The Final Project: Simulated annealing clustering

Your final project will combine everything you learned to implement a clustering algorithm using a simulated annealing / Metropolis-Hastings style procedure.

This is a great exercise because: - it forces you to break a problem into smaller functions - it uses loops and conditionals in a meaningful way - it links biology (clusters of genes) with a real optimisation method


Optimisation problem

We want clusters to be compact: genes in the same cluster should be similar.

We already know Euclidean distance between two genes (vectors) across timepoints:

\[ d_{ij} = \sqrt{\sum_t (g^i_t - g^j_t)^2} \]

An energy function measures “how bad” a clustering is. One simple idea is the average within-cluster pairwise distance.

For clusters \(C_1, \ldots, C_K\):

\[ E = \frac{1}{K}\sum_{k=1}^{K} \left( \sum_{i \in C_k} \sum_{j \in C_k, j \neq i} d_{ij} \right) \]

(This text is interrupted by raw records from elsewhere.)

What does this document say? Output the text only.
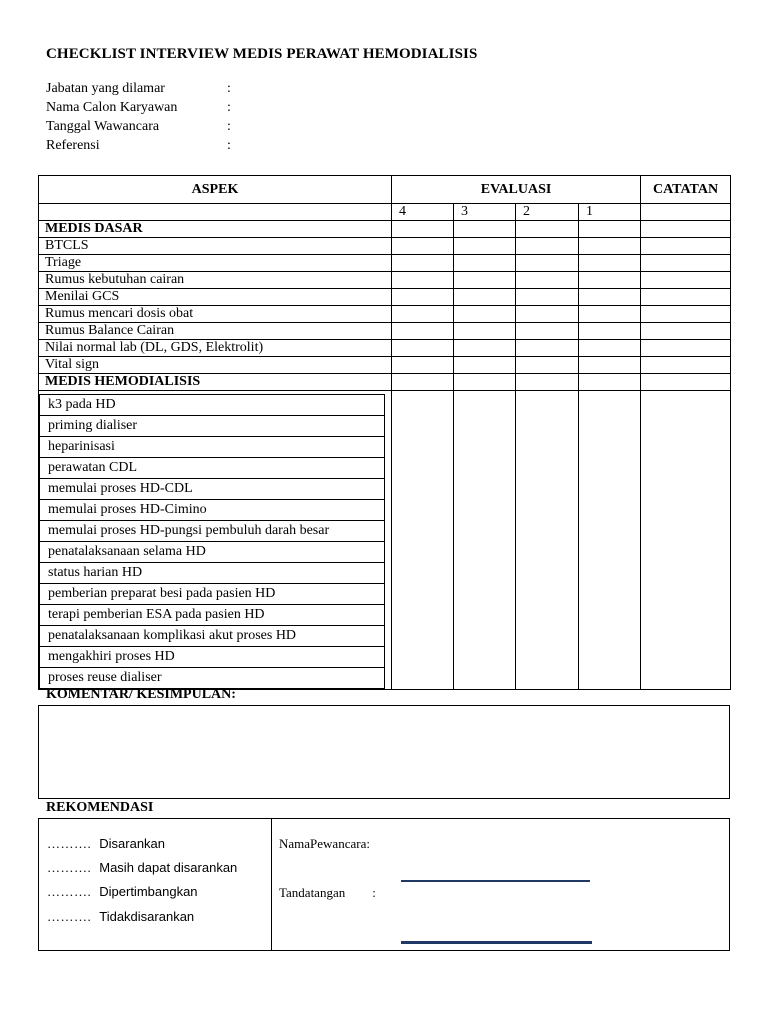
CHECKLIST INTERVIEW MEDIS PERAWAT HEMODIALISIS
Jabatan yang dilamar	:
Nama Calon Karyawan	:
Tanggal Wawancara	:
Referensi	:
ASPEK	EVALUASI	CATATAN
	4	3	2	1	
MEDIS DASAR					
BTCLS					
Triage					
Rumus kebutuhan cairan					
Menilai GCS					
Rumus mencari dosis obat					
Rumus Balance Cairan					
Nilai normal lab (DL, GDS, Elektrolit)					
Vital sign					
MEDIS HEMODIALISIS					

k3 pada HD
priming dialiser
heparinisasi
perawatan CDL
memulai proses HD-CDL
memulai proses HD-Cimino
memulai proses HD-pungsi pembuluh darah besar
penatalaksanaan selama HD
status harian HD
pemberian preparat besi pada pasien HD
terapi pemberian ESA pada pasien HD
penatalaksanaan komplikasi akut proses HD
mengakhiri proses HD
proses reuse dialiser

KOMENTAR/ KESIMPULAN:
REKOMENDASI
………. Disarankan
………. Masih dapat disarankan
………. Dipertimbangkan
………. Tidakdisarankan
NamaPewancara:
Tandatangan :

Lower energy means tighter clusters.


Rescaling step (important)

Before starting simulated annealing, rescale each gene row so values lie between 0 and 1:

def minmax_rows(mat):
    mn = mat.min(axis=1)
    mx = mat.max(axis=1)
    return mat.sub(mn, axis=0).div(mx - mn, axis=0)

ycc_mm = minmax_rows(ycc)
ycc_mm.head()

Simulated annealing algorithm (high level)

You will need:

  1. Initial temperature Temp
  2. Cooling factor cool (e.g. 0.999 or 0.995)
  3. Number of clusters K
  4. Number of iterations I

Pseudo-code:

  • Randomly assign each gene to one of K clusters

For iteration 1..I:

  1. Compute current energy E_old
  2. Randomly pick one gene and propose moving it to a different cluster
  3. Compute new energy E_new
  4. Accept if:
  5. E_new < E_old, or
  6. exp(-(E_new - E_old)/Temp) > U(0,1)
  7. Cool the system: Temp = Temp * cool

What I mean here - create a script that gets these values from the user. You should search for how this would work.


Things to do (project checklist)

  1. Implement an energy function energy(assignments, dist_matrix, K)
  2. Implement a function that proposes a move (gene -> different cluster)
  3. Implement the simulated annealing loop
  4. Print:
  5. starting energy E_start
  6. final energy E_final
  7. Plot the final clusters (like we did for k-means)

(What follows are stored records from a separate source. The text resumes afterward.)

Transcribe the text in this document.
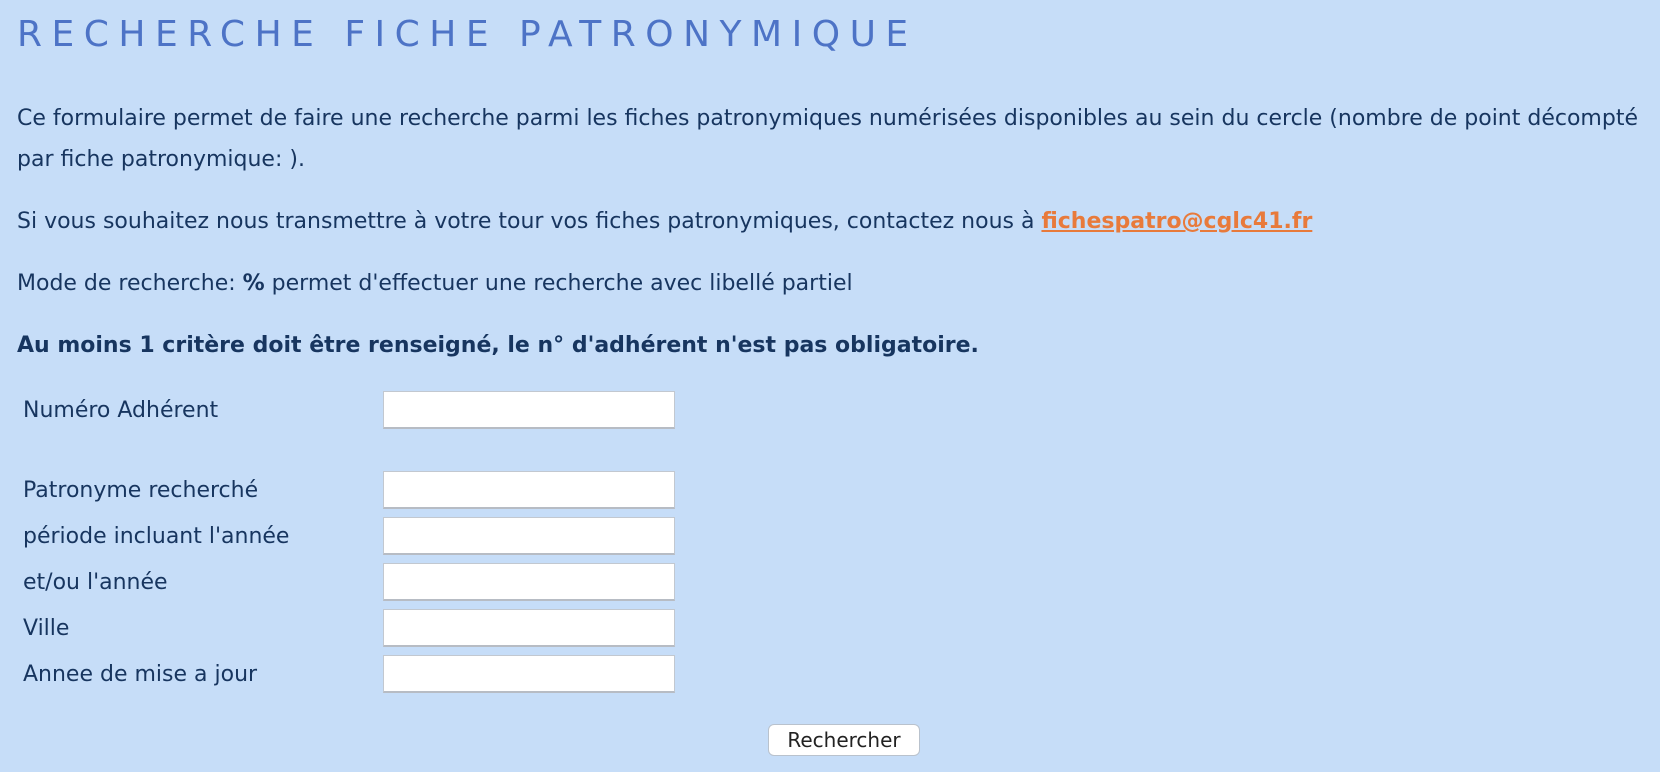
RECHERCHE FICHE PATRONYMIQUE

Ce formulaire permet de faire une recherche parmi les fiches patronymiques numérisées disponibles au sein du cercle (nombre de point décompté

par fiche patronymique: ).

Si vous souhaitez nous transmettre à votre tour vos fiches patronymiques, contactez nous à fichespatro@cglc41.fr

Mode de recherche: % permet d'effectuer une recherche avec libellé partiel

Au moins 1 critère doit être renseigné, le n° d'adhérent n'est pas obligatoire.

Numéro Adhérent
Patronyme recherché
période incluant l'année
et/ou l'année
Ville
Annee de mise a jour
Rechercher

Inspiration (optional reading)

Before you start: - Read about simulated annealing / Metropolis acceptance - Remember: the goal is learning, not competing with libraries

You now have the tools to tackle a real algorithmic problem in Python. Use Google, but no AI tool to learn e.g. how to accept user input in a python script.

Performance

Once you have your script up and runnig and the results look accetable (plots!) and you still have some juce to program more:

  1. Store the distance matrix and do not calculate distances on every iteration
  2. Store the per cluster energies and only re-caulaulte the ones affected by the move
  3. Only calculate a delta energy and not "touch" the stable genes in the clusters

Outlook

When you simulated annealing functionality does work - add it to your functions.py file. And when you still want to look into Python (great!) you could ask e.g. ChatGPT to create a python package from this function.py file. It should come up with a pretty advanced package structure and should walk you all the way from your functions file to a package that you can install using pip and import like any other python package!